Principes fondamentaux
Seulement, la liberté de presse est l’un des fondements de la démocratie. Elle repose sur la liberté d’opinion et la liberté d’expression. Entraver le libre exercice de ces libertés revient à fouler au pied les dispositions de la Déclaration de droits de l’homme et du citoyen de 1789 et de la Déclaration universelle des droits de l’homme de 1948, annexées à la Constitution de notre pays. Les pouvoirs publics ayant le devoir de défendre le bloc de constitutionnalité, leur action doit s’inscrire dans le strict respect de certains principes. La police ne saurait, par conséquent, organiser des expéditions punitives sur un coup de tête. Elle ne doit opérer hors de tout cadre légal et sans tenir compte de la sécurité, de la morale, de la tranquillité et de la paix. Elle ne peut agir par vengeance, revanche ou pour laver l’honneur d’un de ses agents voire pour les beaux yeux d’un dirigeant politique, fut-il important.
Ces principes fondamentaux, les forces sociales nationales les ont énumérés en 1990 lors de la Conférence nationale. Elles les ont réaffirmés lors des luttes sociales et politiques. Mais, les vieilles habitudes ont la vie dure. Les détenteurs de l’autorité publique se sentent investis d’un pouvoir sur le peuple, si ce n’est d’un droit de vie ou de mort sur les citoyens lambda. Leurs certitudes se fondent sur les protections dont ils bénéficient, sur un sentiment d’impunité et sur les collusions politiques existantes. Absente de la salle de rédaction la veille, Raïssa Oy’Asseko, rédacteur en chef adjoint, a même été interpellée le lendemain. Elle aurait été cueillie en matinée devant son domicile.
Mal-être policier
Il ne faut nullement minimiser ou chercher des circonstances atténuantes à ces pratiques d’un autre âge.

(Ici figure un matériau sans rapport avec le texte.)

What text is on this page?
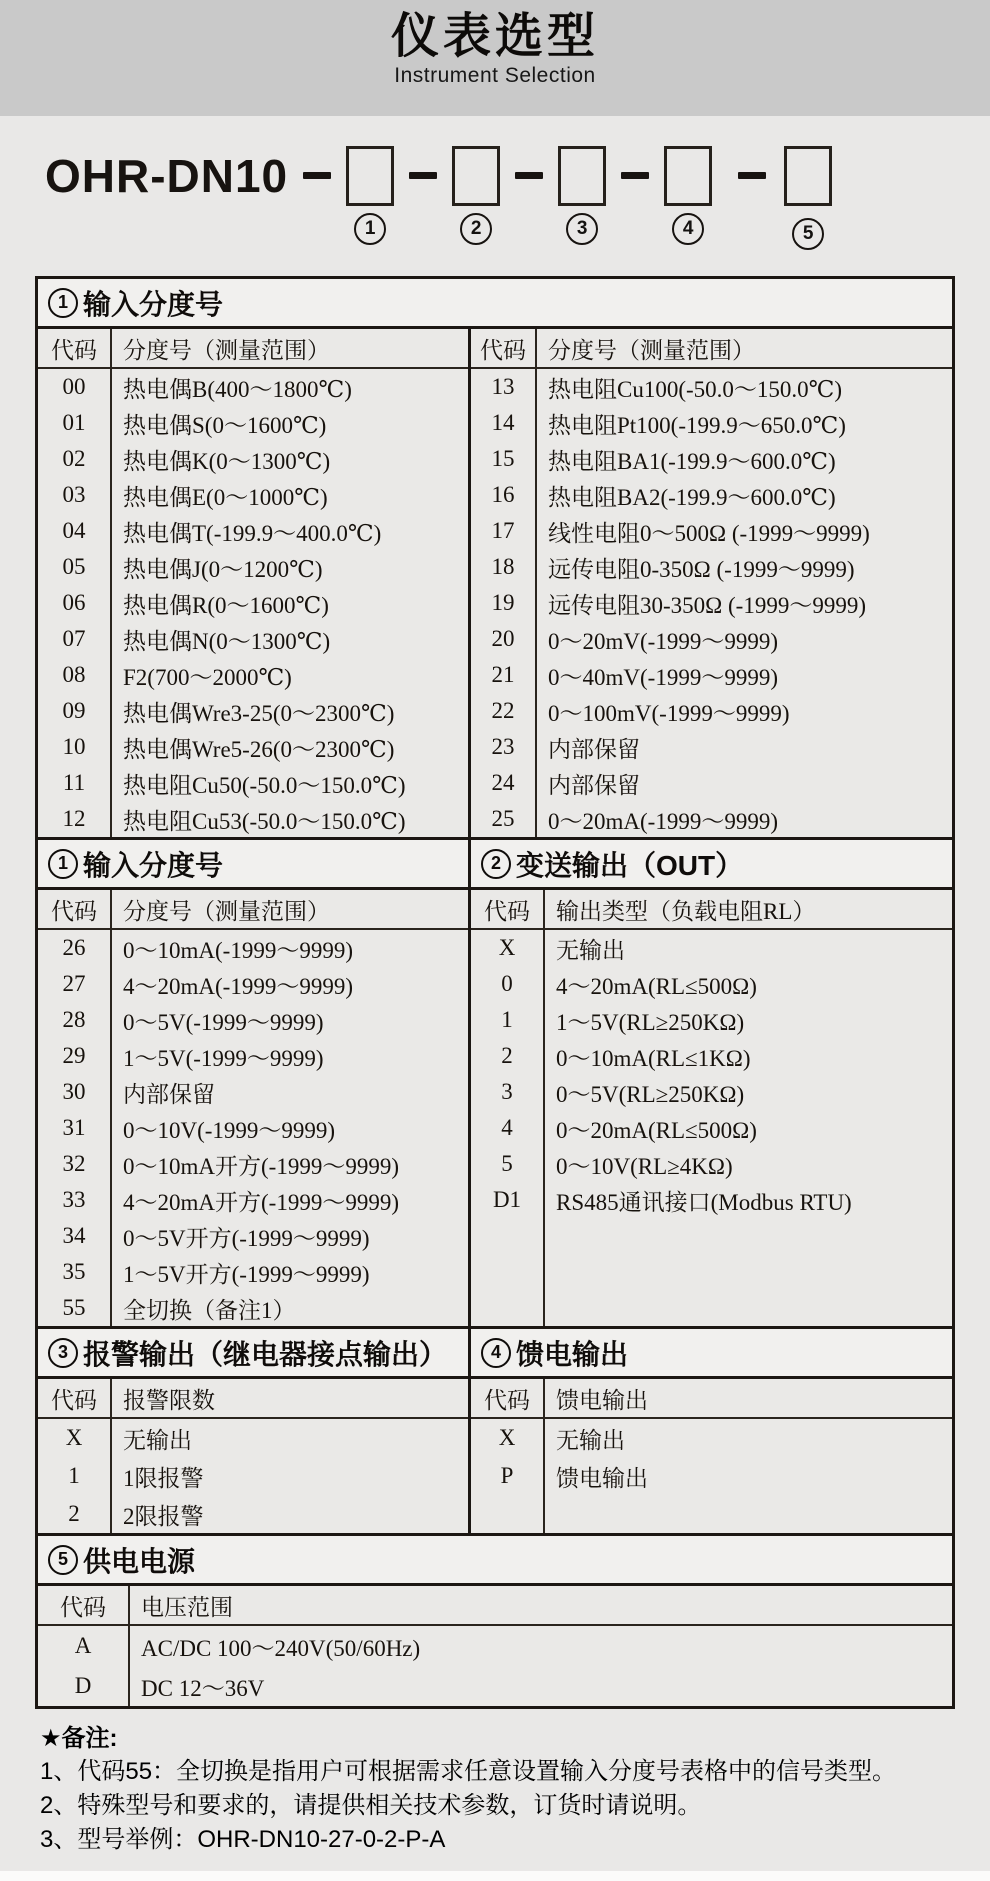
仪表选型
Instrument Selection
OHR-DN10
1	2	3	4	5
1 输入分度号
代码	分度号（测量范围）
00	热电偶B(400～1800℃)
01	热电偶S(0～1600℃)
02	热电偶K(0～1300℃)
03	热电偶E(0～1000℃)
04	热电偶T(-199.9～400.0℃)
05	热电偶J(0～1200℃)
06	热电偶R(0～1600℃)
07	热电偶N(0～1300℃)
08	F2(700～2000℃)
09	热电偶Wre3-25(0～2300℃)
10	热电偶Wre5-26(0～2300℃)
11	热电阻Cu50(-50.0～150.0℃)
12	热电阻Cu53(-50.0～150.0℃)
代码 分度号（测量范围）
13	热电阻Cu100(-50.0～150.0℃)
14	热电阻Pt100(-199.9～650.0℃)
15	热电阻BA1(-199.9～600.0℃)
16	热电阻BA2(-199.9～600.0℃)
17	线性电阻0～500Ω (-1999～9999)
18	远传电阻0-350Ω (-1999～9999)
19	远传电阻30-350Ω (-1999～9999)
20	0～20mV(-1999～9999)
21	0～40mV(-1999～9999)
22	0～100mV(-1999～9999)
23	内部保留
24	内部保留
25	0～20mA(-1999～9999)
1 输入分度号
代码	分度号（测量范围）
26	0～10mA(-1999～9999)
27	4～20mA(-1999～9999)
28	0～5V(-1999～9999)
29	1～5V(-1999～9999)
30	内部保留
31	0～10V(-1999～9999)
32	0～10mA开方(-1999～9999)
33	4～20mA开方(-1999～9999)
34	0～5V开方(-1999～9999)
35	1～5V开方(-1999～9999)
55	全切换（备注1）
2 变送输出（OUT）
代码	输出类型（负载电阻RL）
X	无输出
0	4～20mA(RL≤500Ω)
1	1～5V(RL≥250KΩ)
2	0～10mA(RL≤1KΩ)
3	0～5V(RL≥250KΩ)
4	0～20mA(RL≤500Ω)
5	0～10V(RL≥4KΩ)
D1	RS485通讯接口(Modbus RTU)
3 报警输出（继电器接点输出）
代码	报警限数
X	无输出
1	1限报警
2	2限报警
4 馈电输出
代码	馈电输出
X	无输出
P	馈电输出
5 供电电源
代码	电压范围
A	AC/DC 100～240V(50/60Hz)
D	DC 12～36V
★备注:
1、代码55：全切换是指用户可根据需求任意设置输入分度号表格中的信号类型。
2、特殊型号和要求的，请提供相关技术参数，订货时请说明。
3、型号举例：OHR-DN10-27-0-2-P-A
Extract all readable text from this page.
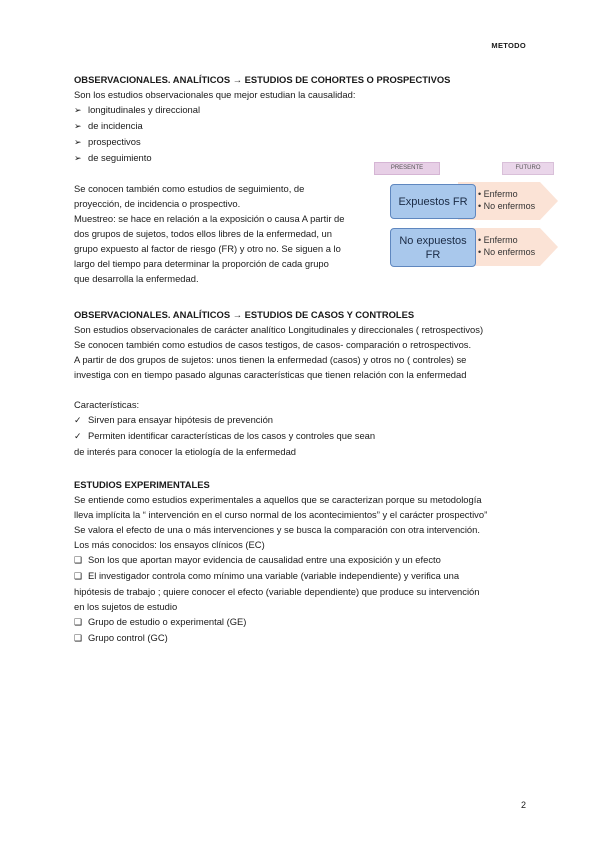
METODO

OBSERVACIONALES. ANALÍTICOS → ESTUDIOS DE COHORTES O PROSPECTIVOS

Son los estudios observacionales que mejor estudian la causalidad:
➢ longitudinales y direccional
➢ de incidencia
➢ prospectivos
➢ de seguimiento
Se conocen también como estudios de seguimiento, de
proyección, de incidencia o prospectivo.
Muestreo: se hace en relación a la exposición o causa A partir de
dos grupos de sujetos, todos ellos libres de la enfermedad, un
grupo expuesto al factor de riesgo (FR) y otro no. Se siguen a lo
largo del tiempo para determinar la proporción de cada grupo
que desarrolla la enfermedad.
PRESENTE	FUTURO
Expuestos FR
No expuestos
FR
• Enfermo
• No enfermos
• Enfermo
• No enfermos

OBSERVACIONALES. ANALÍTICOS → ESTUDIOS DE CASOS Y CONTROLES

Son estudios observacionales de carácter analítico Longitudinales y direccionales ( retrospectivos)
Se conocen también como estudios de casos testigos, de casos- comparación o retrospectivos.
A partir de dos grupos de sujetos: unos tienen la enfermedad (casos) y otros no ( controles) se
investiga con en tiempo pasado algunas características que tienen relación con la enfermedad
Características:
✓ Sirven para ensayar hipótesis de prevención
✓ Permiten identificar características de los casos y controles que sean
de interés para conocer la etiología de la enfermedad

ESTUDIOS EXPERIMENTALES

Se entiende como estudios experimentales a aquellos que se caracterizan porque su metodología
lleva implícita la “ intervención en el curso normal de los acontecimientos” y el carácter prospectivo”
Se valora el efecto de una o más intervenciones y se busca la comparación con otra intervención.
Los más conocidos: los ensayos clínicos (EC)
❑ Son los que aportan mayor evidencia de causalidad entre una exposición y un efecto
❑ El investigador controla como mínimo una variable (variable independiente) y verifica una
hipótesis de trabajo ; quiere conocer el efecto (variable dependiente) que produce su intervención
en los sujetos de estudio
❑ Grupo de estudio o experimental (GE)
❑ Grupo control (GC)
2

Le Gabon se veut un Etat organisé. Des voies de recours pour les délits de presse sont clairement mentionnées dans les lois et règlements nationaux. Les institutions responsables aussi sont formellement identifiées. Pour la police, il aurait été plus honorable de s’y plier. Sa volonté de se faire justice ou de montrer sa puissance l’a définitivement plongée dans les abîmes du discrédit et du déshonneur. La sûreté et la protection des droits humains étant au cœur de sa mission, son efficacité et sa légitimité procèdent de la confiance des populations et non de ses liens avec la classe dirigeante.
Pour être respectée et se faire obéir, la police n’a pas besoin d’utiliser systématiquement la force. Surtout dans un Etat démocratique, où elle doit pouvoir bénéficier du soutien l’opinion publique et de la coopération de la population. Malheureusement, au Gabon, ses rapports avec la population sont trop marqués du sceau de la méfiance voire de la défiance. Même si ses dirigeants feignent de l’ignorer, ces relations conflictuelles sont le signe d’un malaise interne, d’un mal-être policier. Dans un tel contexte, «l’affaire Nord éditions» pourrait fortement contribuer à exacerber le divorce entre l’opinion publique et elle.